THE RECENT controversy over the "forced" revelation by Arthur Ashe that he had AIDS has centered primarily around two questions: whether the press has a right to reveal what it determines as news and whether Ashe has a right to his privacy. It appears that both concerns are clouding the real issue involved: should Acquired Immune Deficiency Syndrome be treated any differently than other sexually transmitted, communicable diseases have been handled historically in the United States?
Our public health policies date back to the end of the 19th and early 20th century and have been revised on several occasions in recent decades.
For many years health officials felt that these methods were the most prudent means of curbing the spread of communicable diseases. And the policies generally held us in good stead, controlling devastating pandemics like the polio scare of the 1950s and the rampant influenza of 1918.
The question raised today is why AIDS has escaped these controlling public health codes. The answer is early and effective lobbying by civil libertarians, physicians and gay rights activists. When AIDS first made its appearance many were concerned that there would be widespread discrimination against the one group known at the time to be infected; therefore, action was taken to sidestep this anticipated loss of confidentiality.
The argument that AIDS affects only one group that is to be guarded against discrimination is no longer tenable, however. What writer Ronald Bayer called "HIV exceptionalism" in a 1991 New England Journal of Medicine article is no longer an appropriate stance for the health care dilemma facing society. One individual's privacy cannot be weighed so heavily that it supersedes the well-being of all.

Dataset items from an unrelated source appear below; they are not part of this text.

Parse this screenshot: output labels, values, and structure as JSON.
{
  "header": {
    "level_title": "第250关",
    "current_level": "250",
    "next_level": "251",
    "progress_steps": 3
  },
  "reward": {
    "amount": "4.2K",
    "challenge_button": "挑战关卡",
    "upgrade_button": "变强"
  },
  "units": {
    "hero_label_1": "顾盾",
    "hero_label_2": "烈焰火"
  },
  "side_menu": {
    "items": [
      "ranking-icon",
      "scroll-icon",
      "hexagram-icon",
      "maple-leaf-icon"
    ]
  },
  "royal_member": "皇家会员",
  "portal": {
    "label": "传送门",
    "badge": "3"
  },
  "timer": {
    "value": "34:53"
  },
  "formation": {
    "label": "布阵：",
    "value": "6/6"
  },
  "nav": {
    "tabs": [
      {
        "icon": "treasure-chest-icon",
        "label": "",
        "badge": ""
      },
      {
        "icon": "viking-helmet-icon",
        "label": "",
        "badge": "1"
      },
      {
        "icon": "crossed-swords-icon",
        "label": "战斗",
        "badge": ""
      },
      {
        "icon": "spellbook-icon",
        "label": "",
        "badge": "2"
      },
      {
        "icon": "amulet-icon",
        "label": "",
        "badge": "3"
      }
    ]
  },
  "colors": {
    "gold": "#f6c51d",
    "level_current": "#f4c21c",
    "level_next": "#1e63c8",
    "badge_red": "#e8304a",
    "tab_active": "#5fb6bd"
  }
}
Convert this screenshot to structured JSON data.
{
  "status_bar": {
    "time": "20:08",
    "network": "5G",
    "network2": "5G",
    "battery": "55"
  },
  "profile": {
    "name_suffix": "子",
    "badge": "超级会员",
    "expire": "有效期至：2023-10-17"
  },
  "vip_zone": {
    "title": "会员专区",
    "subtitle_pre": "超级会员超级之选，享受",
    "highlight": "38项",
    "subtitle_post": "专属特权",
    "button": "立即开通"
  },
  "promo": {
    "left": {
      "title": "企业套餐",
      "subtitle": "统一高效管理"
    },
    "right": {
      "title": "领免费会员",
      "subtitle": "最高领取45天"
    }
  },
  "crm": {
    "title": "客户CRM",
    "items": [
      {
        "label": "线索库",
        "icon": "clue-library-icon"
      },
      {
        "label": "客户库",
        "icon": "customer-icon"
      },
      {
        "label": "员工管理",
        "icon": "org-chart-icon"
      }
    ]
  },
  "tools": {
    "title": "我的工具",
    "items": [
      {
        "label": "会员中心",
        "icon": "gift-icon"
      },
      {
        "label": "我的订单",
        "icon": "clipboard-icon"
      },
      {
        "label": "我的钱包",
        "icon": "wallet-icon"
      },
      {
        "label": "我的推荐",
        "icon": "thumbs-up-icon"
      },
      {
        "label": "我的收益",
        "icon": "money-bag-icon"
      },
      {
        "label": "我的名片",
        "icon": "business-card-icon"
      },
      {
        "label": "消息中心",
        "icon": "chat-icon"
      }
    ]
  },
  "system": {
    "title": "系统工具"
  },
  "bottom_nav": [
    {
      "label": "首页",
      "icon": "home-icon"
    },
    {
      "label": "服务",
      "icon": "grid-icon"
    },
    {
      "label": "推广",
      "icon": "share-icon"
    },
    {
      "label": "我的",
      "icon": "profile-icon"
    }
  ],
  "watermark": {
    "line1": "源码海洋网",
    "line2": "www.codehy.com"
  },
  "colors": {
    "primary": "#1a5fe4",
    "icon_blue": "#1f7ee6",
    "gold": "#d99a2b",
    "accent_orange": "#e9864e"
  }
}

I appreciate Arthur Ashe's wish to remain private about his illness. I am sure there are many HIV-positive individuals who are not celebrities who feel the same. The fear of exposure, stigmatization, adverse impact on one's source of income, isolation, overt or subtle discrimination are all areas of concern to those with the AIDS virus. It would take a very insensitive person not to understand such feelings.
However, the fact remains that AIDS can no longer be viewed solely through the eyes of those infected. AIDS is now a problem for which we all must become well-versed in order to be able to discuss it without the emotion and fear that color the reality of the disease, and to be able to adequately protect ourselves.
If something good can come from the current debate concerning disclosure, it may be that controversy creates communication. As we proceed toward a more meaningful public discussion about AIDS and a more realistic public health posture, there will be those dual victims of disease and disclosure like Arthur Ashe. While this is regrettable, our collective right to know and to be protected is paramount.
Mallie Z. DiBacco recently completed a doctoral dissertation on AIDS counseling at the American University in Washington.